In principle, the criterion for the restriction of freedom must be the necessity of such restriction. And the concept of public order meets this test of principle. The formula itself has broad constitutional status, even though it seems to lack full constitutional definition, commonly agreed on. The Declaration, therefore, gives it as clear and precise a definition as may be possible. Public order is the fundamental component of the common good. The common good is the broader concept that embraces the totality of those conditions of social life and the entire complex of those realized social values whereby men, as human persons, may achieve their proper perfection with all possible fullness and ease. Public order, in contrast, embraces only those fundamental social values that are necessary for the sheer coexistence of the citizenry—values without which society would cease to be an order and verge toward conditions of chaos. Three such socially necessary values are commonly distinguished in the constitutional tradition: the value of justice, which consists in the effective safeguard of the equal rights of all citizens; the value of public peace, which is the work of justice, achieved when means are available for the pacific settlement of conflicts among the citizenry; and the value of public morality, in the measure in which morality can be realized by the coercive discipline of law. In three cases, therefore, the exercise of the right of religious freedom may be legitimately restrained by coercive measures, mainly, when there is a violation of the rights of others, or a serious disturbance of the public peace, or a grave offense against public morality. In these three cases the exercise of freedom becomes in fact an abuse of freedom, and restraint becomes a matter of public necessity. The concept of public order, thus defined, satisfies the demands of moral, political and juridical principle.

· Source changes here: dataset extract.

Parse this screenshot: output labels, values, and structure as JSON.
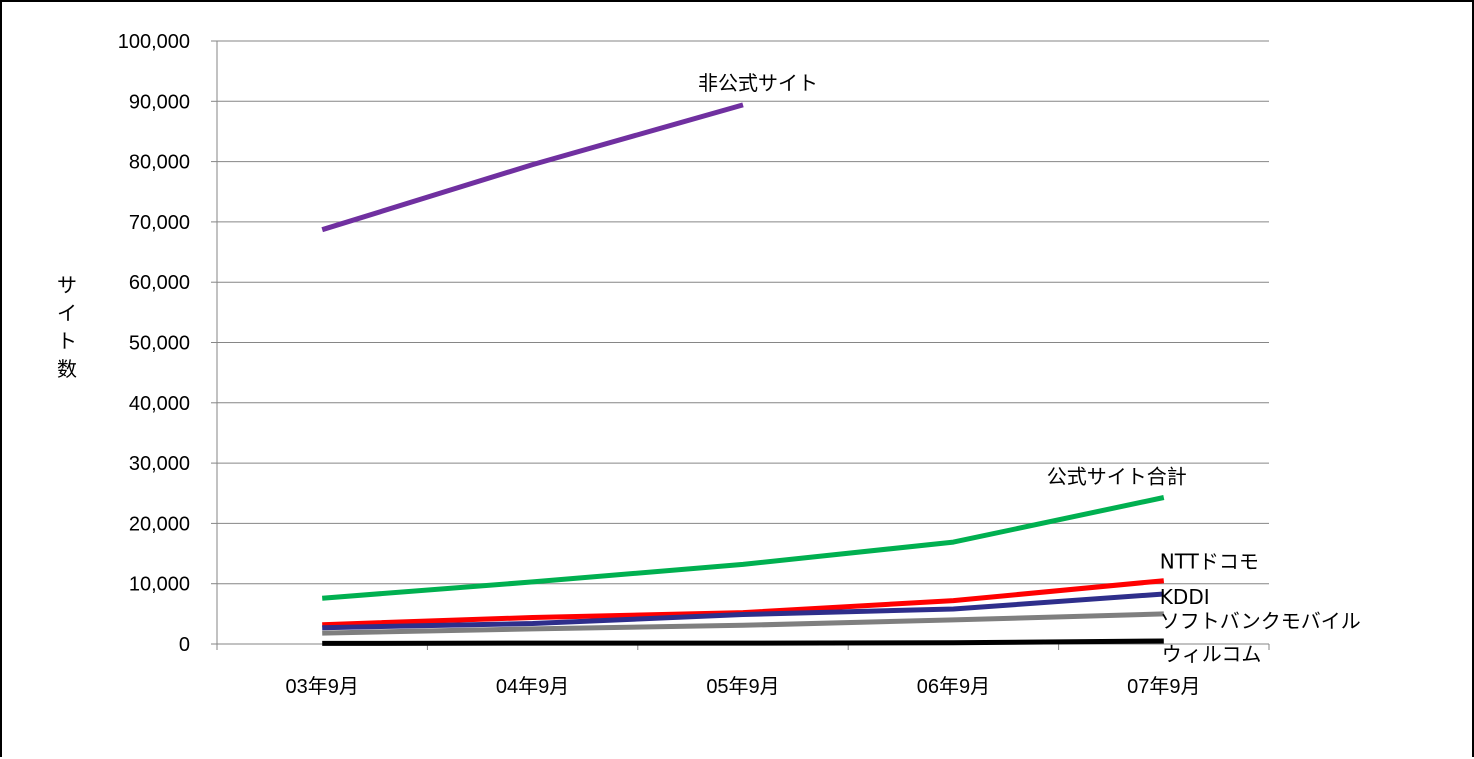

The conclusion is that the doctrine of the Declaration forms an organic whole. All of it hangs suspended from the supreme principle of the dignity of the human person. Inherent in this dignity is the exigence that a man should act on his own initiative and responsibility, not under coercion, but from inward motivation, by his sense of duty toward the transcendent order of truth and morality. This exigence in turn founds the political principle that the freedom of the person is to be respected as far as possible and restricted only in cases of necessity. The equality of this exigence in all men, who are equal in their dignity as human persons, founds the further juridical principle of the equality of all citizens before the law. And from these two principles in conjunction two sets of conclusions follow with equal immediacy. The first juridical conclusion is that the full immunity of the human person from coercion in religious matters is the object of a genuine human right. The corresponding first political conclusion is the duty of government itself to respect this right and to ensure respect for it in society. The second juridical conclusion is that the exercise of the right to religious freedom is to be as free as possible. And the second political conclusion is that governmental or legal limitation of the exercise of the right is warranted only by the criterion of necessity.

Much further comment would need to be made on the Declaration. It raises a number of serious issues. And it is fraught with theological significance in ways that go far beyond the narrow context of the single problem with which it deals. This essay, however, was concerned simply with showing the organic wholeness of its central doctrinal content.


(1)Human Rights and the International Community (Chicago: Quadrangle, 1964).